En ce 6 ou 7 août 1914, il avait d’abord songé à terminer son ouvrage sur l’apôtre Paul, commencé à Strasbourg en 1911, mais dans la situation dramatique où il se trouvait soudain, il ne put réfléchir, plume à la main, sur aucune autre question que celle de la civilisation, les symptômes et les causes de sa décadence (Niedergang), de sa désagrégation (Verfall) que la guerre qui venait d’éclater en Europe rendait patente. Le symptôme omniprésent et la cause première étaient le nationalisme, conséquence fatale de la constitution des États-nation et de leur funeste rivalité. Volonté de puissance des uns et des autres, pulsions de domination et, plus profondément, en dessous, la peur, que la propagande entretenait, d’être dominé, lésé, un jour prochain envahi et occupé, la représentation paranoïaque de l’autre comme ennemi assoiffé de conquêtes ou de revanche. Le climat politique ordinaire.

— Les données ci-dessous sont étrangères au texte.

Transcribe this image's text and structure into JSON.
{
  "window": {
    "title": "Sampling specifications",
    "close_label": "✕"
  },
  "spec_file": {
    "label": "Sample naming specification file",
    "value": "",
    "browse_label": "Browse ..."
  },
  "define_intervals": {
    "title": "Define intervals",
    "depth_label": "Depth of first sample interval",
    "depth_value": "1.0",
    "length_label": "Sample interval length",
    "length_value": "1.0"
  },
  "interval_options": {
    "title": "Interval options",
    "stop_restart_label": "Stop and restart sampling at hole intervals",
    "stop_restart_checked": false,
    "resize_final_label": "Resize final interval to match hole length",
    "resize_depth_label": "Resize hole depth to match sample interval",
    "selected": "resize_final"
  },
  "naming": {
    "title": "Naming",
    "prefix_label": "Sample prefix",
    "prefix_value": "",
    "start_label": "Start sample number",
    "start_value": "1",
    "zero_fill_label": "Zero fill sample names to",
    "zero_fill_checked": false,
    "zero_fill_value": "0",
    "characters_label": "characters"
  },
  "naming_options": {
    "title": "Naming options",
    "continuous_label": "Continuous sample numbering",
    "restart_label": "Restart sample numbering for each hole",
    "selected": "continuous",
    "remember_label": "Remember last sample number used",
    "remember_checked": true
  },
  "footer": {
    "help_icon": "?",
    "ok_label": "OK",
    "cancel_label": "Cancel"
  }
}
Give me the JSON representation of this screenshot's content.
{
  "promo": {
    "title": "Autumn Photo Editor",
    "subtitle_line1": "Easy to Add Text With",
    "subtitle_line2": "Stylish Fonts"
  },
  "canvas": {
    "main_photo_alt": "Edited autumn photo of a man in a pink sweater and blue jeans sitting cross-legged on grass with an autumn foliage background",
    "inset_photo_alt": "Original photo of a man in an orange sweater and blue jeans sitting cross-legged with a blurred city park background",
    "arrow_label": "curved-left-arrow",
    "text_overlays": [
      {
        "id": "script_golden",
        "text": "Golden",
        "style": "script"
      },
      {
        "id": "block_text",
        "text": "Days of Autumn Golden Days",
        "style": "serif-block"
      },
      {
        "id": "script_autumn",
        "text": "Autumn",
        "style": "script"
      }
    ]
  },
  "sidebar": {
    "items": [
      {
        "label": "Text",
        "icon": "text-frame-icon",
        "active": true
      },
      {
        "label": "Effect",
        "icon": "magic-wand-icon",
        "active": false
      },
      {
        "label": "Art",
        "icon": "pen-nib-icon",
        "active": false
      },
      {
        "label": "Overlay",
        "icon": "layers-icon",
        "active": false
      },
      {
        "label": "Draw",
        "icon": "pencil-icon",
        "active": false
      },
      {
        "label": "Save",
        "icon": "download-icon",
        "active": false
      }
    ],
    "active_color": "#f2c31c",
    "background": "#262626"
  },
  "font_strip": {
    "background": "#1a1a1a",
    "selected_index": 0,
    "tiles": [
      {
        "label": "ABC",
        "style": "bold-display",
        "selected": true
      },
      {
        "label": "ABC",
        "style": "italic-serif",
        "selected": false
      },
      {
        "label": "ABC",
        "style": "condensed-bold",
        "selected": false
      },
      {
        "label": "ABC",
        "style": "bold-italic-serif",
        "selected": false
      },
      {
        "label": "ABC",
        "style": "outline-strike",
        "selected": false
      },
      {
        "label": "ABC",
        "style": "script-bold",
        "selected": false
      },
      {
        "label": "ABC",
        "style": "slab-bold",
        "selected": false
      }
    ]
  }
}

De ces textes, des centaines de feuillets, que Schweitzer rédigea alors, avec pour première lectrice et correctrice son épouse Hélène, et qui furent rassemblés et publiés dans les œuvres posthumes, volume 9, Wir Epigonen, chez C. H. Beck, Munich, 2005, 416 pages, la présente édition française offre en traduction un choix original qui révèle l’analyse soutenue que Schweitzer entreprit des phénomènes politiques de la nation, de l’État-nation et du nationalisme.